These waves are slowly amplified as they move downstream until they may eventually grow large enough that nonlinearities take over and the flow transitions to turbulence.
These waves, originally discovered by Ludwig Prandtl, were further studied by two of his former students, Walter Tollmien and Hermann Schlichting after whom the phenomenon is named.
The longitudinally stretched vortices begin a cascading breakdown into smaller units, until the relevant frequencies and wave numbers are approaching randomness.
Then in this diffusively fluctuating state, intense local changes occur at random times and locations in the shear layer near the wall.

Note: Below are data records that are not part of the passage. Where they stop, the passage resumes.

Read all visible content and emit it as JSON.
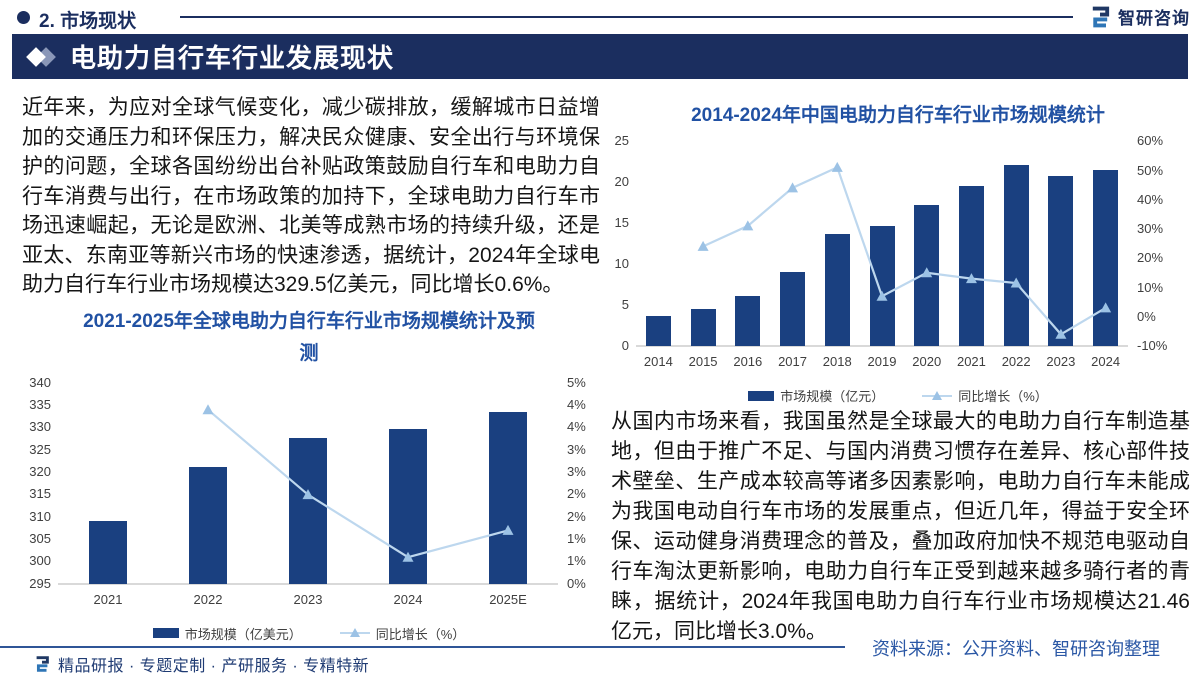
{
  "header": {
    "section_title": "2. 市场现状",
    "logo_text": "智研咨询"
  },
  "banner": {
    "title": "电助力自行车行业发展现状"
  },
  "left_panel": {
    "paragraph": "近年来，为应对全球气候变化，减少碳排放，缓解城市日益增加的交通压力和环保压力，解决民众健康、安全出行与环境保护的问题，全球各国纷纷出台补贴政策鼓励自行车和电助力自行车消费与出行，在市场政策的加持下，全球电助力自行车市场迅速崛起，无论是欧洲、北美等成熟市场的持续升级，还是亚太、东南亚等新兴市场的快速渗透，据统计，2024年全球电助力自行车行业市场规模达329.5亿美元，同比增长0.6%。"
  },
  "right_panel": {
    "paragraph": "从国内市场来看，我国虽然是全球最大的电助力自行车制造基地，但由于推广不足、与国内消费习惯存在差异、核心部件技术壁垒、生产成本较高等诸多因素影响，电助力自行车未能成为我国电动自行车市场的发展重点，但近几年，得益于安全环保、运动健身消费理念的普及，叠加政府加快不规范电驱动自行车淘汰更新影响，电助力自行车正受到越来越多骑行者的青睐，据统计，2024年我国电助力自行车行业市场规模达21.46亿元，同比增长3.0%。",
    "source": "资料来源：公开资料、智研咨询整理"
  },
  "footer": {
    "tagline": "精品研报 · 专题定制 · 产研服务 · 专精特新"
  },
  "colors": {
    "banner_bg": "#1b2e5f",
    "chart_title_blue": "#2151a3",
    "bar": "#1a4080",
    "line": "#bdd7ee",
    "marker": "#9cc2e5",
    "source_blue": "#2a57a5"
  },
  "chart_data": [
    {
      "type": "bar",
      "title": "2021-2025年全球电助力自行车行业市场规模统计及预测",
      "categories": [
        "2021",
        "2022",
        "2023",
        "2024",
        "2025E"
      ],
      "series": [
        {
          "name": "市场规模（亿美元）",
          "type": "bar",
          "axis": "left",
          "values": [
            309,
            321,
            327.5,
            329.5,
            333.5
          ]
        },
        {
          "name": "同比增长（%）",
          "type": "line",
          "axis": "right",
          "values": [
            null,
            3.9,
            2.0,
            0.6,
            1.2
          ]
        }
      ],
      "left_axis": {
        "min": 295,
        "max": 340,
        "ticks": [
          "340",
          "335",
          "330",
          "325",
          "320",
          "315",
          "310",
          "305",
          "300",
          "295"
        ]
      },
      "right_axis": {
        "min": 0,
        "max": 4.5,
        "ticks": [
          "5%",
          "4%",
          "4%",
          "3%",
          "3%",
          "2%",
          "2%",
          "1%",
          "1%",
          "0%"
        ]
      },
      "grid": false,
      "legend_position": "bottom"
    },
    {
      "type": "bar",
      "title": "2014-2024年中国电助力自行车行业市场规模统计",
      "categories": [
        "2014",
        "2015",
        "2016",
        "2017",
        "2018",
        "2019",
        "2020",
        "2021",
        "2022",
        "2023",
        "2024"
      ],
      "series": [
        {
          "name": "市场规模（亿元）",
          "type": "bar",
          "axis": "left",
          "values": [
            3.7,
            4.5,
            6.1,
            9.0,
            13.7,
            14.7,
            17.2,
            19.6,
            22.1,
            20.8,
            21.46
          ]
        },
        {
          "name": "同比增长（%）",
          "type": "line",
          "axis": "right",
          "values": [
            null,
            24,
            31,
            44,
            51,
            7,
            15,
            13,
            11.5,
            -6,
            3
          ]
        }
      ],
      "left_axis": {
        "min": 0,
        "max": 25,
        "ticks": [
          "25",
          "20",
          "15",
          "10",
          "5",
          "0"
        ]
      },
      "right_axis": {
        "min": -10,
        "max": 60,
        "ticks": [
          "60%",
          "50%",
          "40%",
          "30%",
          "20%",
          "10%",
          "0%",
          "-10%"
        ]
      },
      "grid": false,
      "legend_position": "bottom"
    }
  ]
}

Tollmien (1931)[2] and Schlichting (1929)[3] theorized that viscosity-induced grabbing and releasing of laminae created long-crested simple harmonic (SH) oscillations (vibrations) along a smooth flat boundary, at a flow rate approaching the onset of turbulence.
These T-S waves would gradually increase in amplitude until they broke up into the vortices, noise and high resistance that characterize turbulent flow.
In 1943, Schubauer and Skramstad (S and S)[4] created a wind tunnel that went to extremes to damp mechanical vibrations and sounds that might affect the airflow studies along a smooth flat plate.
Schubauer and Skramstad overlooked the significance of the co-generation of transverse SH sound by the T-S waves in transition and turbulence.
However, John Tyndall (1867) in his transition-to-turbulence flow studies using flames,[5] deduced that SH waves were created during transition by viscosity acting around the walls of a tube and these could be amplified by blending with similar SH sound waves (from a whistle), triggering turbulence at lower flow rates.